Auslöser sind die Untersuchungen des Kantons Luzern zur Geschichte der Heimkinder in Rathausen. Auch der Kanton Schwyz soll nun die Rolle der Behörden unter die Lupe nehmen, fordern drei Vertreter der CVP.

Kinder an einem Wegrand in den 50er Jahren.

Bildlegende: Kinder von Fahrenden in der Schweiz um 1950. Keystone

Nicht nur der Kanton Luzern, sondern auch die Ingenbohler Schwestern haben das dunkle Kapitel ihrer Geschichte aufgearbeitet. CVP-Kantonsrat Marcel Buchmann ist überzeugt, dass es auch im Kanton Schwyz zu Misshandlungen in Pflegefamilien kam.
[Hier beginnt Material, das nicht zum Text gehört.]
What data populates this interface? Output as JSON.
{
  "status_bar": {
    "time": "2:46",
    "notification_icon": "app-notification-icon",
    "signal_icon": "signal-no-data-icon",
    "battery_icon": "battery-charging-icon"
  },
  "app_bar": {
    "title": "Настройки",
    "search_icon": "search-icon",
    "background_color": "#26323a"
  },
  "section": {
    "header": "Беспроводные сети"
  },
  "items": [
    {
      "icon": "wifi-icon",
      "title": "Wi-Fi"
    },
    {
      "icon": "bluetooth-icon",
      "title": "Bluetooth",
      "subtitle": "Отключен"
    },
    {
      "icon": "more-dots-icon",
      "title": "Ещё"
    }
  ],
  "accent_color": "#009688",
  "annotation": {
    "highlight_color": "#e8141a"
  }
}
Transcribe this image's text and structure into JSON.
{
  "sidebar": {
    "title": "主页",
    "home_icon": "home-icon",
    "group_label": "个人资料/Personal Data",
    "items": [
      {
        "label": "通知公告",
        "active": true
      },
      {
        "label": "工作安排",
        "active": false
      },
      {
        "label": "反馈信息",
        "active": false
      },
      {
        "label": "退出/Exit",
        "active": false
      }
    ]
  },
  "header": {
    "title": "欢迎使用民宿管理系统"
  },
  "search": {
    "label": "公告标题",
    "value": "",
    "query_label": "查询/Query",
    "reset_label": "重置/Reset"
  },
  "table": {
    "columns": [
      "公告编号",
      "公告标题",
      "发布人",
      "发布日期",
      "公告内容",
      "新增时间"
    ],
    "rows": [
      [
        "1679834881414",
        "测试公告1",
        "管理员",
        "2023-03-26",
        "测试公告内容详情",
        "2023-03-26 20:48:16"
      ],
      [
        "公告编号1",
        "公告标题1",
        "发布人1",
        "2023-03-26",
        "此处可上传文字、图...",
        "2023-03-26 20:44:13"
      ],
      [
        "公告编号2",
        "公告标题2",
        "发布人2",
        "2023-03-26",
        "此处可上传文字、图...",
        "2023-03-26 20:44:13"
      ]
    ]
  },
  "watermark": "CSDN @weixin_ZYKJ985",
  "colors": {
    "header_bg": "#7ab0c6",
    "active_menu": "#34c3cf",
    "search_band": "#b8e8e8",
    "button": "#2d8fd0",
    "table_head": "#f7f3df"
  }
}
Dabei müsste seiner Meinung nach vor allem die Rolle der Behörden untersucht werden. Diese hätten «die Hauptverantwortung getragen». Jede Schwyzer Gemeinde war selber für Platzierungen von Kindern in Pflegefamilien zuständig. 

Auch Kinder von Fahrenden betroffen

Im Kanton Schwyz existierte kein Kinderheim wie im Luzernischen Rathausen. Gerade deshalb müsse die Rolle der Gemeindebehörden genauer untersucht werden. Marcel Buchmann denkt vor allem auch an Kindern von Fahrenden, welche von 1930 bis 1970 in der ganzen Schweiz ihren Familien genommen wurden. Gerade in Schwyz mit vielen Fahrenden habe es mit Sicherheit auch solche Fälle gegeben.

Nun muss die Schwyzer Regierung sagen, ob eine solche Aufarbeitung für sie ein Thema ist. Die Kantone Uri und Nidwalden haben bereits angekündigt, dieses Thema aufzuarbeiten.